Shootout at Reynolds Creek Park (Waco TX)

Jason Nabors first started making noises about a possible mid- September Puddle Duck Racer meet at Lake Waco on September 7; I didn't pay much attention. Waco was 1100 miles away, and I was already driving to Texas for a wedding on September 30. Over the course of the next couple of weeks the meeting moved to October 1, and suddenly I was only going to be 120 miles away AND more or less at loose ends. A petition was submitted to the executive committee (my wife) along with appropriate bribes and groveling, and suddenly the meeting was on my agenda.

I am, so far, strictly a poseur on the Puddle Duck list (see; I have not yet built such a boat, so of course I didn't have one to bring. The other three denizens of the list who showed up brought their boats, though, so a race was inevitable;

About the Puddle Duck Racer: The PDR is a restricted design racing class developed in early 2003 by David (Shorty Pen) Routh. It is touted as the easiest boat in the world to build, and it certainly can be, if one doesn't get fancy. As I write this, 52 hull numbers have been assigned, with more boats always under construction. The greatest concentration of boats is currently in Texas, but there are fleets in 18 different states, as well as Canada, Britain, and South Africa. Details are copiously available at

Jason's wife had even come up with what I believe to be the most professional trophy in the PDR's two year history. When Julia and I arrived, Jason Nabor's Sea Flea (PDR #33) was tied up near the ramp, John H. Wright was out on the lake in his Q&D PDR (PDR #42), and Neil Tipton was in the process of launching Myrtle the Turtle (PDR #29). John came in off the lake, Neil parked his truck, introductions were made all around, and we collectively assaulted the food Jason had provided.

With the preliminaries out of the way, Jason, John, and Neil set forth to do battle. It was interesting that, with only three boats, we had illustrations of nearly the entire range of Puddle Duck Racers that currently exist.

Neil's Myrtle is as close to a "standard" PDR as exists, a basic plywood box with side air boxes and a leeboard; its distinguishing feature is an offset mast, mounted in the starboard air box.
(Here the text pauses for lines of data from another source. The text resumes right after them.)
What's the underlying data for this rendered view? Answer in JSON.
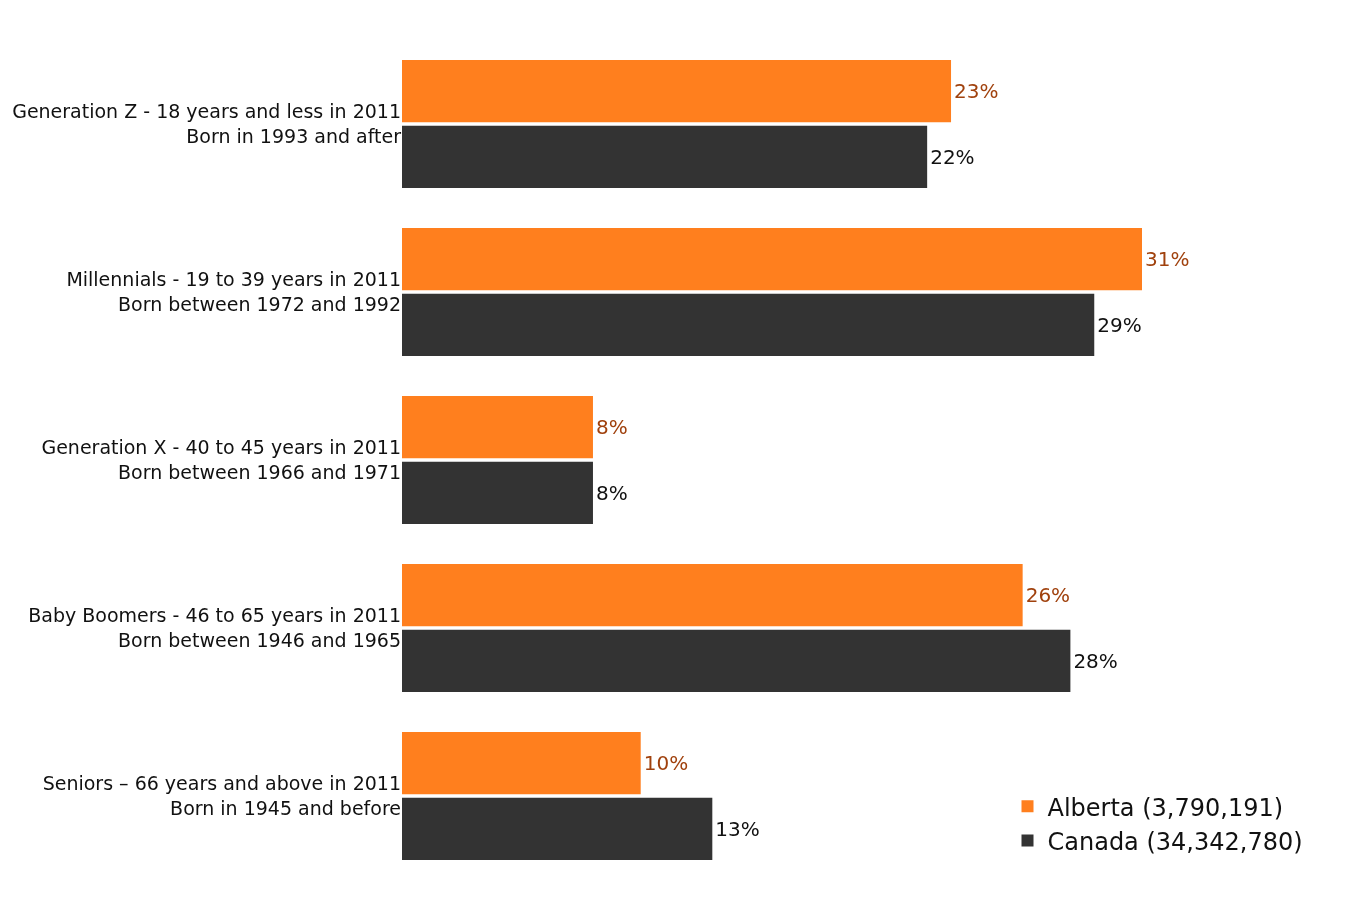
{
  "chart_data": {
    "type": "bar",
    "orientation": "horizontal",
    "categories": [
      "Generation Z - 18 years and less in 2011\nBorn in 1993 and after",
      "Millennials - 19 to 39 years in 2011\nBorn between 1972 and 1992",
      "Generation X - 40 to 45 years in 2011\nBorn between 1966 and 1971",
      "Baby Boomers - 46 to 65 years in 2011\nBorn between 1946 and 1965",
      "Seniors – 66 years and above in 2011\nBorn in 1945 and before"
    ],
    "series": [
      {
        "name": "Alberta (3,790,191)",
        "color": "#ff7f1e",
        "values": [
          23,
          31,
          8,
          26,
          10
        ],
        "value_labels": [
          "23%",
          "31%",
          "8%",
          "26%",
          "10%"
        ]
      },
      {
        "name": "Canada (34,342,780)",
        "color": "#333333",
        "values": [
          22,
          29,
          8,
          28,
          13
        ],
        "value_labels": [
          "22%",
          "29%",
          "8%",
          "28%",
          "13%"
        ]
      }
    ],
    "legend": "bottom right"
  }
}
Jason's Sea Flea is the most elaborate, and prettiest, PDR to date, and the only one with a cabin that I know of.

John's Q&D is arguably the most technically advanced boat in the fleet, with an more-or-less monocoque hull and sides extended down into bilge keels. It looked to be an interesting race, though it was acknowledged that Jason and the Flea had a significant weight disadvantage.

It was agreed that the pair of buoys that marked the approach to the launch ramp would serve as the start/finish line, and an unidentified orange object floating in the middle of the lake would serve as the turnaround point. The race was about to start when Myrtle was dismasted; the foot of the mast had lifted off its step, allowing the mast to topple sideways, punching a hole in the side of the boat in the process. Neil gathered his mast and sail, shipped his oars, and rowed back to the ramp.

That left Jason and John, who jockeyed to the start line and ad- libbed an amazingly gentlemanly start:

"Are you going?"

"Yeah, I'm going."

"Then I'm going."

And they were off downwind.

Jason unfurled his jib coming off the start, and sailed the downwind leg wing-and-wing. I tried hard to get a decent picture of that, between my camera and Jason's. I wanted photographic documentation of the fact that it really is possible for one of these little plywood boxes to be beautiful, because of course ANY sailboat running wing- and-wing is beautiful; there is no alternative. Alas, no such picture turned up on my camera; I can only hope I had better luck with Jason's camera.

The two boats were fairly close through the turnaround, with John slightly ahead. Things started to go wrong on both boats with the turn. John's sprit boom rig, scavenged from a 30 year old Italian wind surfer, was rigged with a clew outhaul instead of a snotter, and it came loose; John was able to secure it, and continued back upwind. Jason had gudgeon problems; lateral forces caused the top gudgeon to bend one way, and the bottom one the other, giving his rudder a cant that reduced its effectiveness considerably. This, combined with the weight disadvantage mentioned earlier (the Q&D had a gross weight of something less than 225 pounds; the Sea Flea displaced more than twice that), caused Jason to take about twice as long to run the upwind leg as it did John.

Once the race was over, there was the obligatory after-race libation and kibitz, which I participated in until my longsuffering wife's eyes started to glaze over (It seems she has a limited tolerance for discussions of adhesives…), and it was time to head back north.